In total, the NCMR-TL project has garnered more than $13 million in state and federal funding to date, including a $2.8 million grant from the Ohio Department of Development’s (ODD) Clean Ohio Revitalization Fund (CORF). The CORF grant, awarded to the city of Fairborn, will cover the costs of removing contaminants from the proposed site of the new facility, a former CEMEX plant on Xenia Drive. CEMEX agreed in April to donate the property to the city if the CORF grant was approved, so the May 18 grant announcement by the ODD cleared the way for the land transfer on June 28. A groundbreaking ceremony for the new facility was held on September 28.

Glenn Hamilton, M.D., executive director of the NCMR and former chair of the emergency medicine department (1982-2009), said he hopes to hold classes at the new site in 2010 following the city’s cleanup efforts.

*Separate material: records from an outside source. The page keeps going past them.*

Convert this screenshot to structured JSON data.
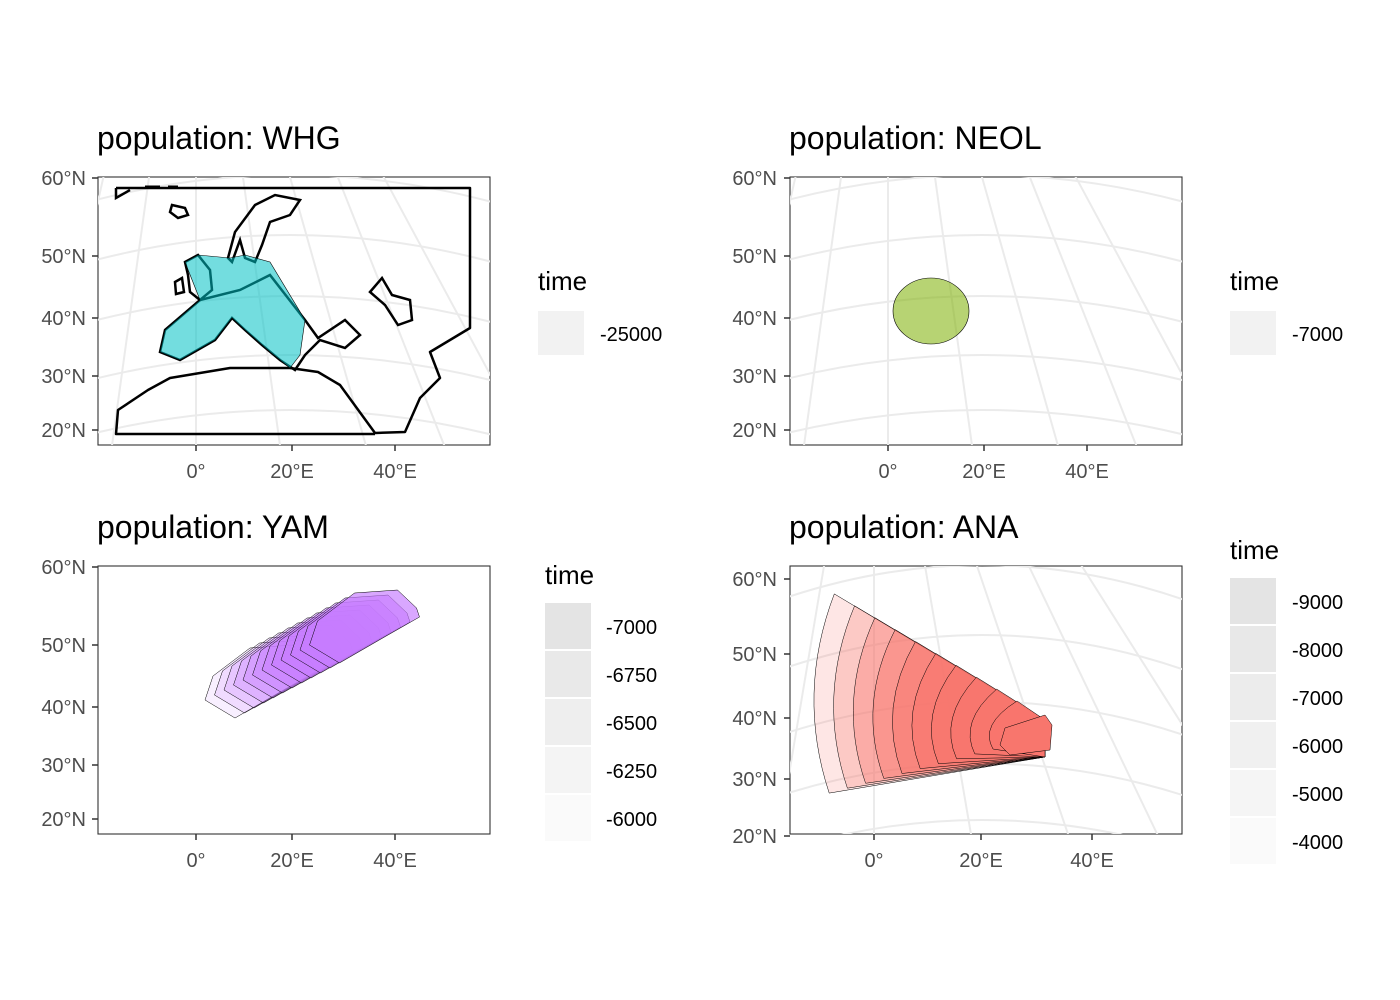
{
  "panels": [
    {
      "id": "whg",
      "title": "population: WHG",
      "fill": "#00C1C4",
      "y_labels": [
        "60°N",
        "50°N",
        "40°N",
        "30°N",
        "20°N"
      ],
      "x_labels": [
        "0°",
        "20°E",
        "40°E"
      ],
      "legend": {
        "title": "time",
        "labels": [
          "-25000"
        ]
      }
    },
    {
      "id": "neol",
      "title": "population: NEOL",
      "fill": "#7CAE00",
      "y_labels": [
        "60°N",
        "50°N",
        "40°N",
        "30°N",
        "20°N"
      ],
      "x_labels": [
        "0°",
        "20°E",
        "40°E"
      ],
      "legend": {
        "title": "time",
        "labels": [
          "-7000"
        ]
      }
    },
    {
      "id": "yam",
      "title": "population: YAM",
      "fill": "#C77CFF",
      "y_labels": [
        "60°N",
        "50°N",
        "40°N",
        "30°N",
        "20°N"
      ],
      "x_labels": [
        "0°",
        "20°E",
        "40°E"
      ],
      "legend": {
        "title": "time",
        "labels": [
          "-7000",
          "-6750",
          "-6500",
          "-6250",
          "-6000"
        ]
      }
    },
    {
      "id": "ana",
      "title": "population: ANA",
      "fill": "#F8766D",
      "y_labels": [
        "60°N",
        "50°N",
        "40°N",
        "30°N",
        "20°N"
      ],
      "x_labels": [
        "0°",
        "20°E",
        "40°E"
      ],
      "legend": {
        "title": "time",
        "labels": [
          "-9000",
          "-8000",
          "-7000",
          "-6000",
          "-5000",
          "-4000"
        ]
      }
    }
  ]
}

When the laboratory is complete, it is projected to have a regional economic impact of $374 million over the course of five years. The NCMR-TL will also directly and indirectly create approximately 35 new jobs and 344 construction jobs. The innovative education and research facility will support integrated, collaborative training for civilian and military medical, public health, public safety, and disaster response personnel. The NCMR-TL will combine traditional classrooms, offices, and laboratories with areas devoted to realistic, full-scale simulations of emergency scenarios such as natural disasters, terrorist attacks, and disease epidemics.